Doing that won’t be easy. Despite their 0-7 record, the Raiders aren’t a terrible team. They only lost by seven at New England. They lost by three to San Diego, a team that beat the Seahawks. Last week, they lost by 10 at Cleveland despite a minus-three turnover ratio.

“We know that just because a team hasn’t gotten a win, that doesn’t mean they’re going to lay down,” linebacker K.J. Wright said. “Teams are coming after us, trying to get a win against the Seahawks, so they’re going to come in ready to play, and we’ve got to be ready to go a whole four quarters.”

But if the Seahawks are really going to turn those early-season losses into a minor hiccup on the way to another successful season, and not a sign of a Super Bowl hangover, they need to, as Wright says, put a four-quarter performance together, which would mean beating up on an inferior team.

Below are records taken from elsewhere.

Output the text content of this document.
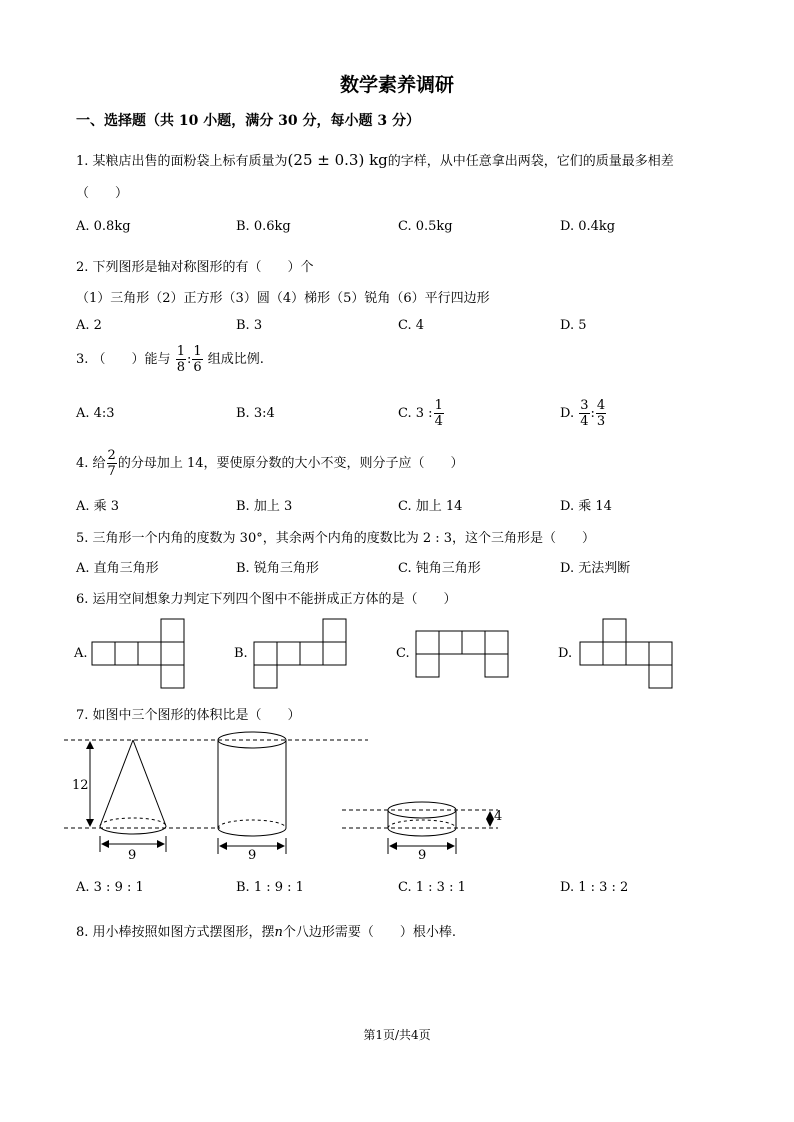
数学素养调研
一、选择题（共 10 小题，满分 30 分，每小题 3 分）
1. 某粮店出售的面粉袋上标有质量为(25 ± 0.3) kg的字样，从中任意拿出两袋，它们的质量最多相差
（　　）
A. 0.8kg	B. 0.6kg	C. 0.5kg	D. 0.4kg
2. 下列图形是轴对称图形的有（　　）个
（1）三角形（2）正方形（3）圆（4）梯形（5）锐角（6）平行四边形
A. 2	B. 3	C. 4	D. 5
3. （　　）能与 $\frac{1}{8}$ : $\frac{1}{6}$ 组成比例.
A. 4:3	B. 3:4	C. 3 : $\frac{1}{4}$	D. $\frac{3}{4}$ : $\frac{4}{3}$
4. 给 $\frac{2}{7}$ 的分母加上 14，要使原分数的大小不变，则分子应（　　）
A. 乘 3	B. 加上 3	C. 加上 14	D. 乘 14
5. 三角形一个内角的度数为 30°，其余两个内角的度数比为 2 : 3，这个三角形是（　　）
A. 直角三角形	B. 锐角三角形	C. 钝角三角形	D. 无法判断
6. 运用空间想象力判定下列四个图中不能拼成正方体的是（　　）
A.	B.	C.	D.
7. 如图中三个图形的体积比是（　　）
12
4
9	9	9
A. 3 : 9 : 1	B. 1 : 9 : 1	C. 1 : 3 : 1	D. 1 : 3 : 2
8. 用小棒按照如图方式摆图形，摆n个八边形需要（　　）根小棒.
第1页/共4页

Of course, the Seahawks couldn’t spend the past week talking about a blowout, even if that should be their goal. As the Tampa Bay game showed last year, every opponent must be taken seriously.

“The lesson that we learned from the Tampa Bay game last year is that it’s the National Football League — everybody is good,” quarterback Russell Wilson said. “… We know that it’s going to be a battle. They’ve lost some close games and they played the Chargers really well. They played so many other teams really well, they played the Patriots well — it’s going to be a good game.”

Sorry, Russell, but this one shouldn’t be a good game, not if the Seahawks are going to get their swagger back and start looking like a championship-caliber team once again.